PORTRAIT : Pour cette nouvelle participation, Armel Le Cléac’h (Banque Populaire) part cette fois-ci avec l’intention d’être aux avant-postes. Avec un bateau plus rapide et la maturité gagnée, son parcours sera à surveiller.
Le Léonard a toujours été qualifié d’orgueilleux austère. Fier-à-bras, il menait debout son chariot rempli de choux ou d’artichauts en ignorant les quolibets d’autres cul-terreux bretons. Armel Le Cléac’h est un produit pur beurre de ce territoire. Avec pour fonts baptismaux les eaux de la baie de Morlaix. Des croisières en Melody sur le bateau des parents, des joutes en Optimist ou autres coquilles de noix, il s’est injecté l’eau de mer en anabolisant. Tête bien faite et cartésienne, l’année 2000 le voit entrer dans la cour des grands, loin du Léon et de Saint-Pol son patron.

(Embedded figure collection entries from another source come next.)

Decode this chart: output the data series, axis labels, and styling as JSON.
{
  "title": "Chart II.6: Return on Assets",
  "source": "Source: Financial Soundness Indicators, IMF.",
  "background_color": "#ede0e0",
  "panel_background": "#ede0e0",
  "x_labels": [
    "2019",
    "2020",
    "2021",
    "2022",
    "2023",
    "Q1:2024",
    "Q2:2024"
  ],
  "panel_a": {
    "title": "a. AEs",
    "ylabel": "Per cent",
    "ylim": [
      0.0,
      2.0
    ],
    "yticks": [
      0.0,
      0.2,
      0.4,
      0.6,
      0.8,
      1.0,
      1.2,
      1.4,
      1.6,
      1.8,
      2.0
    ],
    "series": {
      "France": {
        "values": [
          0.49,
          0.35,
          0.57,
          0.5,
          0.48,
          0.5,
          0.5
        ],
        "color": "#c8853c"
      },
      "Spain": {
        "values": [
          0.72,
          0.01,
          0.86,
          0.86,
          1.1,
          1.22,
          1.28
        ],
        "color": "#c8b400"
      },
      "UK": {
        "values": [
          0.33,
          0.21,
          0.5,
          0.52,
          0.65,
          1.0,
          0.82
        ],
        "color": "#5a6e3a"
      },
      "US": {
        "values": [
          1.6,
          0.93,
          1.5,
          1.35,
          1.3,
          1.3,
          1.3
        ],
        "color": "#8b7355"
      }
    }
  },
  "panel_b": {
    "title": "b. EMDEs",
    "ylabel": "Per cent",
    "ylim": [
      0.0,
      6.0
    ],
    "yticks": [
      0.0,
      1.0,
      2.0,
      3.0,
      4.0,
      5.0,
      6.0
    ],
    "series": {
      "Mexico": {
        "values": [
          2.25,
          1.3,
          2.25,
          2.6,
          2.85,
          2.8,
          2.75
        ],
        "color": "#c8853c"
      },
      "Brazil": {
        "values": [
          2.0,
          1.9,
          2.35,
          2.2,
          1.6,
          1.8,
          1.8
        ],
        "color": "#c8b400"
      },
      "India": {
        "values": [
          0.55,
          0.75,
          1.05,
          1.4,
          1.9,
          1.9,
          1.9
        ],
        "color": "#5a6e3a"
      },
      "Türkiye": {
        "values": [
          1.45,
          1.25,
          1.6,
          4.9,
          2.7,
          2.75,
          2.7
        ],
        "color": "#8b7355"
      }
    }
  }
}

Pour sa première participation à la Solitaire du Figaro, le « chacal » décroche la deuxième place. Trois ans plus tard, la timbale est pour lui. D’un poil de moustache car il barbote la victoire pour 13 secondes à un certain Alain Gautier. L’année suivante, il s’offre la Transat AG2R le jour de son anniversaire en compagnie de Nicolas Troussel, vieux complice d’écoute. Les navigations XL s’enchaînent pour cet amoureux du large. « Je suis plutôt fier de mon parcours même si la réussite n’a pas toujours été au rendez-vous. J’ai connu des moments difficiles en terme de résultats. Des échecs. Peut-être que je m’appuyais trop sur mes lauriers, mais acquis, sans voir les difficultés. On tombe rapidement de sa chaise. Il y a eu la période Foncia grâce à Alain Gautier où j’ai connu des galères. Un chavirage avec hélitreuillage en compagnie de Damian Foxall sur la Transat Jacques Vabre 2005. Par la suite, cela n’a pas été facile d’annoncer que je ne voulais pas faire la Route du Rhum 2006 parce que je trouvais que c’était trop dangereux de partir en solitaire sur un trimaran. Une décision mûrement réfléchie sans tenir compte du qu’en-dira-t-on. En tous les cas, cela forge un mental », explique le marin de 35 ans.
Décollage réussi
Changer de circuit est à chaque fois motivant pour Armel Le Cléac’h, papa de deux jeunes enfants. Les challenges toujours différents. Le voici ainsi à la barre d’un 60 pieds tout neuf pour le Vendée Globe 2008. Décollage réussi puisqu’avec Brit Air, il termine deuxième derrière Michel Desjoyeaux. S’ensuivent encore des succès en Figaro Bénéteau. Nouvelle Solitaire et AG2R. Le guidon de Banque Populaire lui est évidemment logiquement proposé : « Lors de la dernière édition, j’avais la double casquette de skipper et de gestionnaire du budget. Là, j’ai la chance d’être prestataire avec comme mission la gestion sportive du bateau. Cela change beaucoup de choses et fait gagner du temps. J’ai bénéficié d’un bateau qui avait déjà navigué avec un retour d’expériences important. Finalement, en un an et demi, nous avons réussi à réaliser un programme étoffé. En finissant toutes les courses ».
Plus vite
Pour bien faire, il faut avant tout un bon bateau. « Il est plus complet que mon précédent en terme de performances. Dans toutes les conditions, il n’a pas de point faible. Il mouille plus, il tape plus, à vivre c’est donc un peu plus dur. Mais il va plus vite. Par rapport aux nouveaux venus du plateau, il est au niveau », décrit le skipper. Encore faudra-t-il le dompter : « Nous sommes je pense une douzaine à prétendre au podium. Par rapport aux péripéties d’il y a quatre ans, avec l’expérience de chacun et les difficultés de la course, il y a une certaine humilité à avoir face au défi. Je ne pense pas que nous allons partir la fleur au fusil. Il faut être sur le bon rythme mais c’est un marathon. Nous avons tous en tête que nous n’avons pas droit au joker. Pour gagner, il faut trouver les bons moments pour prendre des risques ».
Armel Le Cléac’h confesse qu’il est parfois têtu. Cela peut être bon ou non. Pour cette édition, il a travaillé ses limites, sachant que tout peut être remis en cause dans un moment d’égarement. La réponse sera sur l’eau.